La puerta tan liviana le resultaba un obstáculo insalvable, ardía en fiebre y el delirio le llevaba de la mano, Julia no estaba, y ningún brazo amigo se tendía para ayudarle, no había ahí nadie más que su propia mente castigándole una y otra vez, reviviendo la escena en que descubrió la ausencia de su prometida, y la del dinero de su proyecto, repitiendo las promesas insulsas que había creído, recordando los besos, los “te amos”, tantos falsos recuerdos que antes le parecían tan bellos, y llenándolo de una furia asesina, pero no contra ella, sino contra sí mismo, por haber sido tan idiota, por haber sido tan raquítico, tan ingenuo, tan inútil, tan fracasado, tan perdedor, tan prescindible, y a partir de ese momento las burlas de su mente no lo dejarían más, obligándolo a matarse, o al menos a matar a su parte humana, a su fragilidad que le estorbaba para poder sacar adelante un proyecto que había sido ultrajado por una mujer, un ser perverso que lo esperaba en la planta baja de aquel nosocomio con la misma sonrisa falsa de hacía tantos años y que había vuelto para llevarse lo poco que quedaba de su fuerza y su dignidad, además claro del dinero que había obtenido para su gente, la que ahora no estaba ahí para secundarlo y hacerlo fuerte, la que seguramente estaría durmiendo siendo ajena a cualquier sentimiento de su supuesto líder que se arrastraba ya por el pasillo en busca de las escaleras y de su terrible venganza.

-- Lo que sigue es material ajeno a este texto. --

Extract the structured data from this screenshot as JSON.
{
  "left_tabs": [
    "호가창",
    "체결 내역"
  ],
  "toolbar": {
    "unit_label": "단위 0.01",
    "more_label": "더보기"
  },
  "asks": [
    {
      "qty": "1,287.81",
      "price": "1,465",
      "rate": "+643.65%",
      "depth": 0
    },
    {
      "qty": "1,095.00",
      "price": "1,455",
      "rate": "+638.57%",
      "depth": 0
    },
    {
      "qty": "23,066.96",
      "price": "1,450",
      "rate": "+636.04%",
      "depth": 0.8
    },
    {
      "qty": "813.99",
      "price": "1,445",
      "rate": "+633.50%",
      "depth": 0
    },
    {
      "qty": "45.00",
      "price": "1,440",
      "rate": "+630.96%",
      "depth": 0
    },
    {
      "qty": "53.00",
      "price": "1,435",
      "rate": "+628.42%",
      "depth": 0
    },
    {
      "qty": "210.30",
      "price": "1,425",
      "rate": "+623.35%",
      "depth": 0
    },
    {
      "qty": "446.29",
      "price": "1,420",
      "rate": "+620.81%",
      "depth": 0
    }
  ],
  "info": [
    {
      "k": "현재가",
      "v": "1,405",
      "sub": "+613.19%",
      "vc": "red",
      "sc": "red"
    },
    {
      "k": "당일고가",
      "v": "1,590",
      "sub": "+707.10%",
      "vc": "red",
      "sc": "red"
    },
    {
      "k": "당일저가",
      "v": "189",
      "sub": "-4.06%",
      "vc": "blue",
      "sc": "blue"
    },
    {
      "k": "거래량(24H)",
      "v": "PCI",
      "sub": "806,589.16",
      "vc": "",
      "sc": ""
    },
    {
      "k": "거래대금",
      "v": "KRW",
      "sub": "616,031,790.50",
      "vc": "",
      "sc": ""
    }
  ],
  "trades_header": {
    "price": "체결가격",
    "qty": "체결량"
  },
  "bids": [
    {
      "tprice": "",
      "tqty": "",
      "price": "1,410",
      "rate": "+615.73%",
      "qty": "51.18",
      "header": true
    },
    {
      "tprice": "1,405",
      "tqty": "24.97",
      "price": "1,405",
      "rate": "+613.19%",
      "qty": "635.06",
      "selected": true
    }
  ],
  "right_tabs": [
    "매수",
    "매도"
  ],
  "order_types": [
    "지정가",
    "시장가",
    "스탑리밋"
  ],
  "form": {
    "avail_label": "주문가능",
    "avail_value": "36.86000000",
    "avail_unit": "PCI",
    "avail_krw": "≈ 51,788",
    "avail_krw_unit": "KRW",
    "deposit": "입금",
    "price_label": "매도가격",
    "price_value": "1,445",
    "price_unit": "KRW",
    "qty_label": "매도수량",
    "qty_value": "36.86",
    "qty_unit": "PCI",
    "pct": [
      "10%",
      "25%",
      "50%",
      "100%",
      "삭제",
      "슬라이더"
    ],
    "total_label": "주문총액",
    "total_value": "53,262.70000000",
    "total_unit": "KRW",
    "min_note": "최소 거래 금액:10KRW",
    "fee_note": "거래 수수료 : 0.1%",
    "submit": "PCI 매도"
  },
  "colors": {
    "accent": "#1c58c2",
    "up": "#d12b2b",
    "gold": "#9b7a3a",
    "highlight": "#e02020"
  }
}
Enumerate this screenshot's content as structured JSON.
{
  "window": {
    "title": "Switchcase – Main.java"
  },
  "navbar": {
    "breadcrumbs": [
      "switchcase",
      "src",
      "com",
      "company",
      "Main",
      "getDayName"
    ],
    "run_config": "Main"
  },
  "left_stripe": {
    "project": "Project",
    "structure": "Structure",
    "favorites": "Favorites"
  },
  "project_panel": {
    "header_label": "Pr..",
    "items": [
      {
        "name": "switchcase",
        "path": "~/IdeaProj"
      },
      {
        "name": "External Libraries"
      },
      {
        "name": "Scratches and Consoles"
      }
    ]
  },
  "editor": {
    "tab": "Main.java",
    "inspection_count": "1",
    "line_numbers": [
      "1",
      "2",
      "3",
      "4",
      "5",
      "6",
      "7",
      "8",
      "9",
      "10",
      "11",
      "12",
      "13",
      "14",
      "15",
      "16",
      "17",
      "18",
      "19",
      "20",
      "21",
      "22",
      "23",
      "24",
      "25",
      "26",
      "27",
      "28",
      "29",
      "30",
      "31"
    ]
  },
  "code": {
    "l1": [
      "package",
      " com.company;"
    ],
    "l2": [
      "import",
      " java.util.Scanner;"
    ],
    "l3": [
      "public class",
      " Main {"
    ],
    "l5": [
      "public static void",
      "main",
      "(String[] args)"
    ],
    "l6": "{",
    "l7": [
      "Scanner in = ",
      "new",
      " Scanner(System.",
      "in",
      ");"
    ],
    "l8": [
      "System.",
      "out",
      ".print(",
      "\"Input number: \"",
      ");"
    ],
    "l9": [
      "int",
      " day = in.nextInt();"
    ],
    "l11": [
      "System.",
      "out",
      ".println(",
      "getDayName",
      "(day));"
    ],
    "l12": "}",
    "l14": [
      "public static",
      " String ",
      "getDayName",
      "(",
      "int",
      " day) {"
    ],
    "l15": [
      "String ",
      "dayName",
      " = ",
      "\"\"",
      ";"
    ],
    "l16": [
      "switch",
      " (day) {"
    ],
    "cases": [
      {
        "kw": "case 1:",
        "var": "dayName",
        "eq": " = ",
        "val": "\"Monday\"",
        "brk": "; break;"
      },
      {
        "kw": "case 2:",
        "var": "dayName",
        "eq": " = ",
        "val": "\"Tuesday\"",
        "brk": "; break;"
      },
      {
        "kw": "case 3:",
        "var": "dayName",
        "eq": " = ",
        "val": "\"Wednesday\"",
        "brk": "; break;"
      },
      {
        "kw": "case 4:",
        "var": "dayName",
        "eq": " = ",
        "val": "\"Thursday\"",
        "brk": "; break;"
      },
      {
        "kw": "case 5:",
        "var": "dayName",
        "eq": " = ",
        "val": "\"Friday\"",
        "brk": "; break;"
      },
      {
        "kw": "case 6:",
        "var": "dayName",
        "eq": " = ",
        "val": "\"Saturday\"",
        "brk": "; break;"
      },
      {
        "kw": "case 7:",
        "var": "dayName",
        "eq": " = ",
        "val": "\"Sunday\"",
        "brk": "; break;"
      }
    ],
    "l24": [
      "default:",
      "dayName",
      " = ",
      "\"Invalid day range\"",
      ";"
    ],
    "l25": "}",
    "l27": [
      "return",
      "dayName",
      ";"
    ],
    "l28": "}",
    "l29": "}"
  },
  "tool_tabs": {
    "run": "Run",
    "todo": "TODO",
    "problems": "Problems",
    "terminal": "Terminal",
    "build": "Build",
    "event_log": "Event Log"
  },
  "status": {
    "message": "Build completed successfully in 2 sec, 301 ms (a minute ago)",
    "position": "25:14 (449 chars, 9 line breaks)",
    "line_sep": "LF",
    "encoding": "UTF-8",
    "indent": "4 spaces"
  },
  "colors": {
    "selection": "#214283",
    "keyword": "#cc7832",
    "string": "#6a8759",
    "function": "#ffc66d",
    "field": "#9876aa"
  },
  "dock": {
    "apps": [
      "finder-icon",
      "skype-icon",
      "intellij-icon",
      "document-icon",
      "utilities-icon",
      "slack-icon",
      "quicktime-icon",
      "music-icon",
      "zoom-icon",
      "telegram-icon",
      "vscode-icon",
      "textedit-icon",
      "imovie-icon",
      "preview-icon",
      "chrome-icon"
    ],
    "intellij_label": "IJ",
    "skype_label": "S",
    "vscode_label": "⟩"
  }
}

Sin embargo nuevamente era traicionado, ya no por la mujer que seguía incólume en la sala de espera, sino por su propio cuerpo que se negaba a seguir adelante y se derrumbaba cuesta abajo por las escaleras, perdiéndose simultáneamente en el delirio y el dolor, mientras unos pasos se oían a lo lejos y Julia se acercaba corriendo y sollozando al presenciar impotente la caída de Raúl Ruiz.